This project was broken up into 6 parts that covered different forces.
Our first task was to create a car to perform our early trials on. After we had gathered and recorded this data, we were tasked with creating free body diagrams to visualize the forces acting on our cars. We started out using a pencil case as the first version of our fast car. We first found out the mass of it and went on to put it to the test with a spring scale. Using that information, we were able to calculate the net force and force of friction. This rudimentary version of our fast car allowed us to figure out the basic mechanisms of our main forces.
In part 2, we were introduced to the concept of friction. We learned the differences between rolling, kinetic, and static friction. We used the data from part 1 to calculate the coefficient of friction of our car on different surfaces with varying steepness and texture. We discovered that as the surface becomes rougher, the coefficient of friction increases, and with smoother or sloped surfaces, the coefficient of friction is much less.

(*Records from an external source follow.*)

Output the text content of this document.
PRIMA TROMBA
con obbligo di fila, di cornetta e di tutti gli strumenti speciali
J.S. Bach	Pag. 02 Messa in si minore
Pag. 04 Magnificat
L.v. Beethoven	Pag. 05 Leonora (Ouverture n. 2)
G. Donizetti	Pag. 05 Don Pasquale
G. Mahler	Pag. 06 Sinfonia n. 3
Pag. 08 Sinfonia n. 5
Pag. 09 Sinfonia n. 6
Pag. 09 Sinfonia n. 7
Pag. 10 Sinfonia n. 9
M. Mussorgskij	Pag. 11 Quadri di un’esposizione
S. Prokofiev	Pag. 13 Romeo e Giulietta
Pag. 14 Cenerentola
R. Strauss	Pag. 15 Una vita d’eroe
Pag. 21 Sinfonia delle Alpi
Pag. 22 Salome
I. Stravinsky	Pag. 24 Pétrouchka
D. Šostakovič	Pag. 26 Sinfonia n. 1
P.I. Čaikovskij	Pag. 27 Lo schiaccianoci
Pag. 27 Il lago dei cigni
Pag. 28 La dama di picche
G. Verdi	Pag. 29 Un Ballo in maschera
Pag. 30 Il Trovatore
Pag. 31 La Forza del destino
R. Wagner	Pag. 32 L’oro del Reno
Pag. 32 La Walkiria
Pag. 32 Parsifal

For Part 3 of this project, we were tasked with proving Newton's 2nd Law, force=mass x acceleration. We chose the net force to be our independent variable of this experiment, meaning it was what we changed to see results. We then used an app to determine the acceleration, which ended up being our dependent variable. We then had to graph this data. When doing so, we found that the mass of our car was roughly equal to the slope of our graph. Our car weighed .378 kilograms, which is close to 0.441. This is because the equation y=mx+b is similar to f=ma, so m=f/a the same way that m=change in y/change in x.

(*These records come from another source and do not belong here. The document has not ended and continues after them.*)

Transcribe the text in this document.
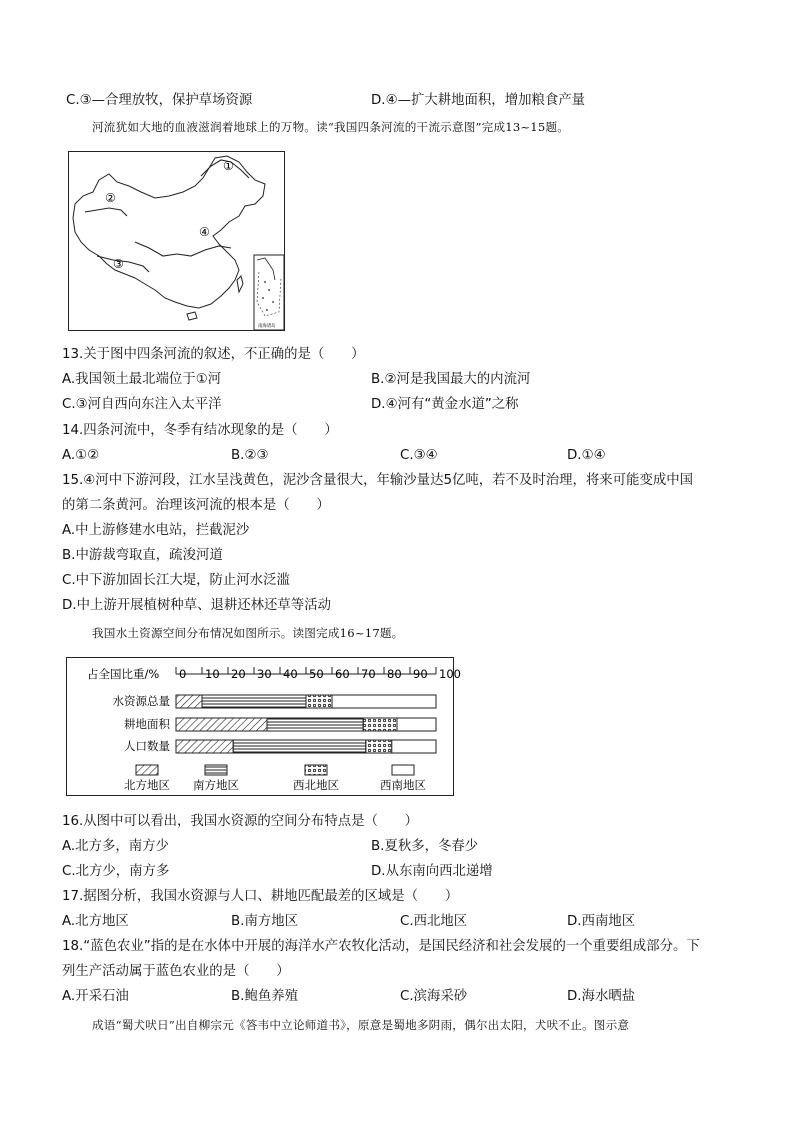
C.③—合理放牧，保护草场资源	D.④—扩大耕地面积，增加粮食产量
河流犹如大地的血液滋润着地球上的万物。读“我国四条河流的干流示意图”完成13~15题。
①
②
③
④
南海诸岛
13.关于图中四条河流的叙述，不正确的是（　　）
A.我国领土最北端位于①河	B.②河是我国最大的内流河
C.③河自西向东注入太平洋	D.④河有“黄金水道”之称
14.四条河流中，冬季有结冰现象的是（　　）
A.①②	B.②③	C.③④	D.①④
15.④河中下游河段，江水呈浅黄色，泥沙含量很大，年输沙量达5亿吨，若不及时治理，将来可能变成中国
的第二条黄河。治理该河流的根本是（　　）
A.中上游修建水电站，拦截泥沙
B.中游裁弯取直，疏浚河道
C.中下游加固长江大堤，防止河水泛滥
D.中上游开展植树种草、退耕还林还草等活动
我国水土资源空间分布情况如图所示。读图完成16~17题。
占全国比重/% 0 10 20 30 40 50 60 70 80 90 100
水资源总量
耕地面积
人口数量
北方地区 南方地区	西北地区	西南地区
16.从图中可以看出，我国水资源的空间分布特点是（　　）
A.北方多，南方少	B.夏秋多，冬春少
C.北方少，南方多	D.从东南向西北递增
17.据图分析，我国水资源与人口、耕地匹配最差的区域是（　　）
A.北方地区	B.南方地区	C.西北地区	D.西南地区
18.“蓝色农业”指的是在水体中开展的海洋水产农牧化活动，是国民经济和社会发展的一个重要组成部分。下
列生产活动属于蓝色农业的是（　　）
A.开采石油	B.鲍鱼养殖	C.滨海采砂	D.海水晒盐
成语“蜀犬吠日”出自柳宗元《答韦中立论师道书》，原意是蜀地多阴雨，偶尔出太阳，犬吠不止。图示意
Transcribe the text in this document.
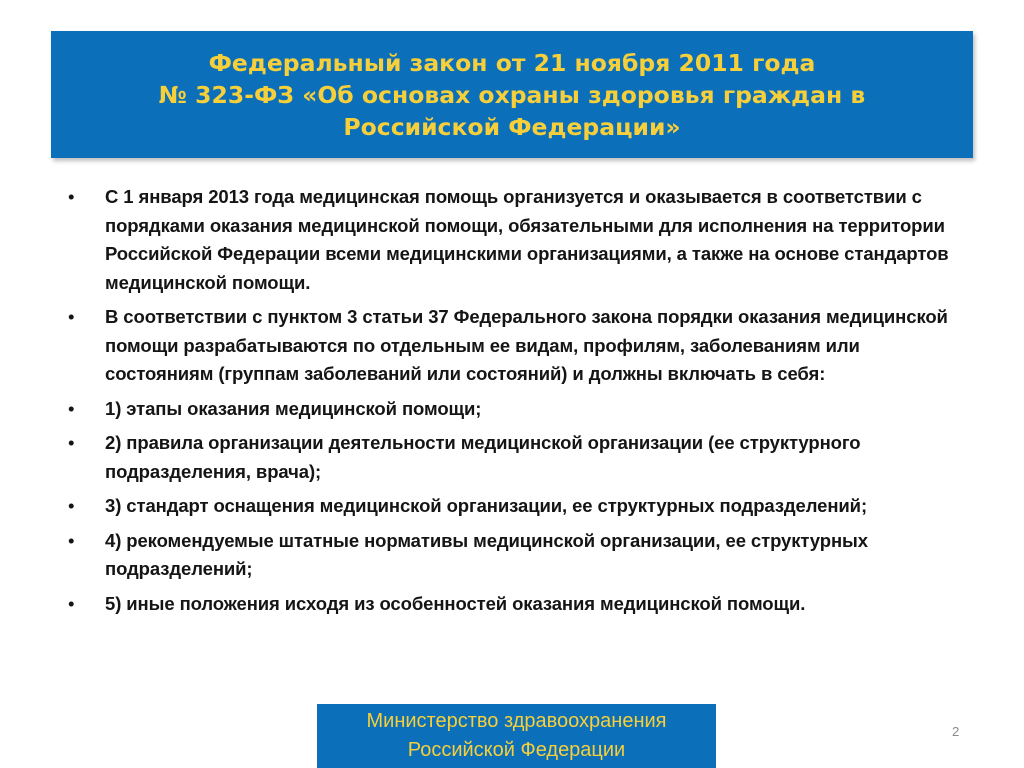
Федеральный закон от 21 ноября 2011 года
№ 323-ФЗ «Об основах охраны здоровья граждан в
Российской Федерации»
• С 1 января 2013 года медицинская помощь организуется и оказывается в соответствии с порядками оказания медицинской помощи, обязательными для исполнения на территории Российской Федерации всеми медицинскими организациями, а также на основе стандартов медицинской помощи.
• В соответствии с пунктом 3 статьи 37 Федерального закона порядки оказания медицинской помощи разрабатываются по отдельным ее видам, профилям, заболеваниям или состояниям (группам заболеваний или состояний) и должны включать в себя:
• 1) этапы оказания медицинской помощи;
• 2) правила организации деятельности медицинской организации (ее структурного подразделения, врача);
• 3) стандарт оснащения медицинской организации, ее структурных подразделений;
• 4) рекомендуемые штатные нормативы медицинской организации, ее структурных подразделений;
• 5) иные положения исходя из особенностей оказания медицинской помощи.
Министерство здравоохранения
Российской Федерации
2
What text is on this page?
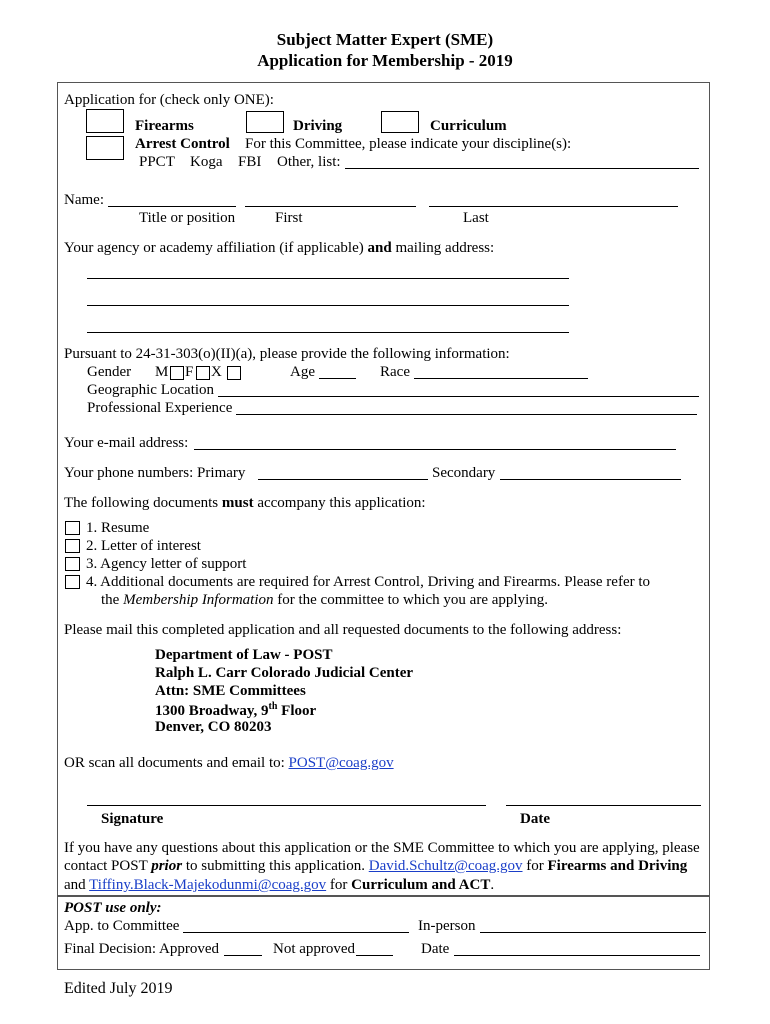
Subject Matter Expert (SME)
Application for Membership - 2019
Application for (check only ONE):
Firearms	Driving	Curriculum
Arrest Control For this Committee, please indicate your discipline(s):
PPCT Koga FBI Other, list:
Name:
Title or position	First	Last
Your agency or academy affiliation (if applicable) and mailing address:
Pursuant to 24-31-303(o)(II)(a), please provide the following information:
Gender M F X	Age	Race
Geographic Location
Professional Experience
Your e-mail address:
Your phone numbers: Primary	Secondary
The following documents must accompany this application:
1. Resume
2. Letter of interest
3. Agency letter of support
4. Additional documents are required for Arrest Control, Driving and Firearms. Please refer to
the Membership Information for the committee to which you are applying.
Please mail this completed application and all requested documents to the following address:
Department of Law - POST
Ralph L. Carr Colorado Judicial Center
Attn: SME Committees
1300 Broadway, 9th Floor
Denver, CO 80203
OR scan all documents and email to: POST@coag.gov
Signature	Date
If you have any questions about this application or the SME Committee to which you are applying, please
contact POST prior to submitting this application. David.Schultz@coag.gov for Firearms and Driving
and Tiffiny.Black-Majekodunmi@coag.gov for Curriculum and ACT.
POST use only:
App. to Committee	In-person
Final Decision: Approved	Not approved	Date
Edited July 2019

In part 4 of the fast car project, we further developed our knowledge by taking similar trials with a car but on a slope this time around. We used our knowledge of angles, theta, and trigonometry to eventually help solve the acceleration of the vehicle.
In Part 5 of this project, we were tasked with changing the forces that were acting on our car to make it either speed up or slow down. We attached a pencil case to the end of our vehicle and took trials measuring the acceleration of our car down a slope with and without it present. We then compared the acceleration net force and force of friction. We found the acceleration through an app and plugged in the mass to find net force.
Lastly, in part 6 we were introduced to centripetal force and circular motion. We hooked up the car to a spring scale, pulled until it just started to move, and recorded the force needed to overcome static friction. We set the force of friction equal to our centripetal force and substituted the values we knew to find both velocity and acceleration of our car.
Velocity: "the speed of something in a given direction"- This was often one of the values we used to calculate other values such as the centripetal acceleration in part 6.
Acceleration: "the rate that velocity changes over a certain time period"- We used acceleration whenever we were solving for the force acting on an object, because of the equation f=ma.
Newton's 2nd Law: "f=ma"- We were tasked with proving this formula to be true using our cars in Part 3 of our Fast Car project.
Friction: "the resistance force that is enacted when one object moves over the over"- This was a topic we were introduced to in part 2 of this project, where we analyzed how different surfaces and angles adjusted the friction. We used the equation Ff=μFn.
Circular Motion: "the movement of an object along the circumference of a circle"- We learned about circular motion and centripetal force in the last part of the project. We used the formula v^2/r to find the centripetal acceleration, and then mv^2/r to find the centripetal force of our car. We learned that centripetal acceleration would always point towards the center point of the circle as well.
In this project, my group was good at critical thinking and being conscientious learners. We had to make many decisions in this project that reflected the knowledge we had gained. We had to determine which equation would be best to use with the given values we had, and we were able to analyze several different ways to get a certain value. When reviewing all our calculations at the end, we went through and fixed several large mistakes that we had noticed as well. At one point we were having difficulty learning how to create a properly accurate graph on Google sheets. We used our resources by asking both our peers and then our teacher, and ultimately got clarity on the confusion. My group was very good at managing time and staying on task. We were able to do our best work while still being ahead of schedule, which allowed us time to fully check our calculations. My entire group made sure that we all knew the content. When one of us had a question about what we were learning, we would work together to answer it even if it didn't relate to the part of the project we were working on. We all helped each other gain a better understanding of the material.
Somethings my group didn't do so well were communicating our presentation and collaborating with each other. Even though we understood what we were talking about, I felt we should have spent more time practicing our presentation, especially given how we finished slightly earlier than other groups. I think if we had done so, our presentation may have gone smoother, and our points were able to be shown more clearly. However, we still ended up with a decent score, so it wasn't a major problem. Our group also struggled with collaborating on the project with each other. This was mainly due to the fact that one of our group members was absent for a decent part of the project, and there were other instances where another group member would be absent. This made it difficult to share ideas and collaborate with each other to the best of our ability. We would spend our extra time catching up group members on the content and progress they missed. We could have exchanged contact information to be able to communicate and work on the project together.